Sunday, December 6, 2009

Peru-The Lessons Of Fear Chapter 3: Confidence


    I woke before dawn in my mosquito net. I slept lightly intentionally to avoid oversleeping and partly due to excitement. I could hear the waves crashing outside my window as I did before sleep caught me the previous night. They were closeouts, a shore break. They crashed all at once and then receded. I got up and put my new Roxy bathing suit on, then over it a 3/2 mm wetsuit that I had cut to have short sleeves. Mancora is a warm place, but the offshore wind was stiff this morning and I didn’t want to risk getting cold. As I waxed my board the grey sky became more and more blue. In the background I could hear roosters greeting the day. I looked left over the beige stucco wall of our hotel towards the famed left point Foruco had spoken of in the car last night.
    I squinted my light green eyes to focus on any sign of good surf. To my delight 3-4 ft.waves appeared to be peeling around the bay in a nearly identical fashion. 
     Roberta and I stepped onto the sand and simultaneously began to jog towards the point. We were both excited to see our travel dreams realized, as it is more than common to get skunked on surf trips. We slowed our pace eventually to conserve energy for our surf. At my feet I saw bottles and rappers that disgusted me and I bent down to pick them up out of habit. “You don’t want to touch that stuff” Roberta warned cautiously. 
    As we arrived at the break I could hardly contain myself. I studied the lineup for a few moments and figured out a position where I saw myself catching the most waves. I saw that people sitting to the far left were often too deep and decided to sit inside some and more to the North. My first wave shut me down. A 3ft wave came towards me. I watched one Peruvian and one traveler not make the section. Yes! I thought to myself. The takeoff was steeper and faster than I had imagined from the beach. I slinked forward on my board and pumped excessively. I was caught behind the section but managed to catch up. I set up for my typical but cherished roundhouse and cutback. I banked off the whitewash but considered the turn a failure since I couldn’t totally feel myself getting on rail. On my third wave locals began to cheer me to go as others before me had not made the section. I was in the perfect spot, but was too late as I turned. I tried to push myself up onto my board but it was too steep for me and I fell. Foreign water filled my nose. As I popped up I felt frustration, but it only pushed me to avoid doing that again. 
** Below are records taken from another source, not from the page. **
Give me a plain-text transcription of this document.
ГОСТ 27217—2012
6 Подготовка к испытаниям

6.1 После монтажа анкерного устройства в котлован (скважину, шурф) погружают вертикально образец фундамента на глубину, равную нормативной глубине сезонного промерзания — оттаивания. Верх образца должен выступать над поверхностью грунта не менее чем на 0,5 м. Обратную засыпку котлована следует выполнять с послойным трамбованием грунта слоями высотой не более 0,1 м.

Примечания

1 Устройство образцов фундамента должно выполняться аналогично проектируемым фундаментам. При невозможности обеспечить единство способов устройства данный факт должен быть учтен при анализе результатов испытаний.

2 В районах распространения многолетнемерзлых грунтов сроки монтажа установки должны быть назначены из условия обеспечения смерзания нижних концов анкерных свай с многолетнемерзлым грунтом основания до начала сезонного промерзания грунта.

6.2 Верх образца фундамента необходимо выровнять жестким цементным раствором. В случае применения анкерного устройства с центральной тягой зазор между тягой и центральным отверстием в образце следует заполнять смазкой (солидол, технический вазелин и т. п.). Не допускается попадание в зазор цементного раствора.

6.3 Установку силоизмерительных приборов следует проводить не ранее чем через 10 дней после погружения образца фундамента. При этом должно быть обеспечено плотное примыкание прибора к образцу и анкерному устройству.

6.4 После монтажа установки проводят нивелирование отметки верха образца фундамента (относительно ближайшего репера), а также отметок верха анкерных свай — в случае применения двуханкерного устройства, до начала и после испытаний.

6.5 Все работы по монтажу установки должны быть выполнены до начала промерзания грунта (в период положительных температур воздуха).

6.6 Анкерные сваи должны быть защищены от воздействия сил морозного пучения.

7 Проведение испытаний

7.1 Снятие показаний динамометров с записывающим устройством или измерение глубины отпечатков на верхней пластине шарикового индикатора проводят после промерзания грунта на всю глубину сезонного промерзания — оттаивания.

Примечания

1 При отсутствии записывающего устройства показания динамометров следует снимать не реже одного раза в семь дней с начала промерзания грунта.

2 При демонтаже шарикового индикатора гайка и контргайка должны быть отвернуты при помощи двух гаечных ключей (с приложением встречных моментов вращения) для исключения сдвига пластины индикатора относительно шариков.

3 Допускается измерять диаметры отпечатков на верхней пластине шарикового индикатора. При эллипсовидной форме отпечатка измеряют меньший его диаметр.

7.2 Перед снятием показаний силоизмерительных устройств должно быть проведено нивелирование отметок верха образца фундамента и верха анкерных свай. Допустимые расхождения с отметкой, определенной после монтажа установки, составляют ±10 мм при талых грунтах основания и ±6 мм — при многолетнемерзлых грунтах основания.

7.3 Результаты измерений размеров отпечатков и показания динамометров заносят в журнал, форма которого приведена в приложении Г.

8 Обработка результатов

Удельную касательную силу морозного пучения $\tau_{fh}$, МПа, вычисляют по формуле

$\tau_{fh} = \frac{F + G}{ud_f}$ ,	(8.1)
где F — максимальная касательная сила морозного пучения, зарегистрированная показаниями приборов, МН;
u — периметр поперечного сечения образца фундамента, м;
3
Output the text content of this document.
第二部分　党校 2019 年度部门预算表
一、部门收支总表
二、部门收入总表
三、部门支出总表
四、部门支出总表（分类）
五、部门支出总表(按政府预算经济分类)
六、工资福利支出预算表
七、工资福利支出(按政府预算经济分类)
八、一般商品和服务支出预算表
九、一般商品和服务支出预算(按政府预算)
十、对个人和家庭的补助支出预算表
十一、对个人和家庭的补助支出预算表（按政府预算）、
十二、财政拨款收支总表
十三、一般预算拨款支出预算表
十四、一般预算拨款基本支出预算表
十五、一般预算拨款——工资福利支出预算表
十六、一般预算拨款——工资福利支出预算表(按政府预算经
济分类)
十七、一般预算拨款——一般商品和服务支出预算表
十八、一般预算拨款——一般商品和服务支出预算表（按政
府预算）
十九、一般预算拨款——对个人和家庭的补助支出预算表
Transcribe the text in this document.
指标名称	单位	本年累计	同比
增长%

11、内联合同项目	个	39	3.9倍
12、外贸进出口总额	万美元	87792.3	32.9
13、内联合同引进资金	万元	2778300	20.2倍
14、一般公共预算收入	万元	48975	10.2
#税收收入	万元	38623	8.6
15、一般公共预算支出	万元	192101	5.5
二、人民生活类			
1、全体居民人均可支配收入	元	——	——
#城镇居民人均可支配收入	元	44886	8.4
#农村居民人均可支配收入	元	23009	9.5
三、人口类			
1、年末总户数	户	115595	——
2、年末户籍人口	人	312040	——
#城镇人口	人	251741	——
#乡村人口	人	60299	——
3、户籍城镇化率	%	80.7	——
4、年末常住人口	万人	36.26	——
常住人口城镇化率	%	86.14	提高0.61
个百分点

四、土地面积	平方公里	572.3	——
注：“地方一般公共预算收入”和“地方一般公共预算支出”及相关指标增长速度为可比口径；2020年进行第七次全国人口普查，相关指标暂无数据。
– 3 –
    As I sat waiting anxiously for redemption a board with a Billabong sticker came into my peripheral vision. I glanced casually to see who it was. Magoo de la Rosa! I exclaimed in my head. He was a local legend and surfing champion. I had seen a few celebrities from time to time, especially after growing up in Southern California. I was never very star struck. Professional surfers, on the other hand, excited me. I watch surf DVDs at home as much as some people watch the news and a chance to see any of these characters surf in person was a real treat. 

    I couldn’t wait to see Magoo catch a wave. To my delight he began paddling for a wave at that moment. He took off frontside and ripped into a bottom turn, arching flawlessly to the top of the wave and then redirecting his energy again back down the wave’s face. As he did so, water shot over the back of the wave, sprinkling me and others who were near with a warm shower. I smiled to myself and hoped I could see that again. 
    Just then a wave came right to me. I paddled sideways so that when I took off my board would already be in position to make the fast section. I pumped high and made it to a slower section. I looked for the lip and realized that the only thing I was prepared to do was a floater. I glided up the wave and gently slid my board up on the lip. I slipped myself off a moment later and bent my knees to absorb the landing. Next I set up for a bottom turn and directed myself up the face, arching around at the top and looking towards the whitewash. I put my backhand near the water and focused on getting low and bending my knees. Just then, I saw Magoo smiling at me. He dove under the whitewash and I banked off of it as its force sent me back onto the face. 
    I saw a section coming up that I really wanted to smack, but I wasn’t sure if it was possible for me without getting licked. The inside had an odd and fast current. The waves ran up a small and hill on the beach and then retreated back into the sea creating an uneven section and a choppy landing. I went for it anyway, bottom turning and eyeing the sketchy lip. I hit it and turned forward over my board. The wave smashed my board around and I landed at the bottom going faster than usual as the water began to disappear beneath me. I jumped off and slid to my knees in the sand. 
    As I gathered my board I heard clapping. It was, what I imagined to be, a hungover local leaning against a female mannequin wearing a lime green bathing suit at the front patio of a bar called The Bikini. I smiled a simple no teeth grin, pleased, and raised my left hand up to acknowledge and thank him for his compliment. 
    I could feel the confidence building and surging within me. The locals were aggressive, as Furuco had warned, but my tenacity came through for me, as I had hoped. Although I was far from home, I was still somehow finding confidence.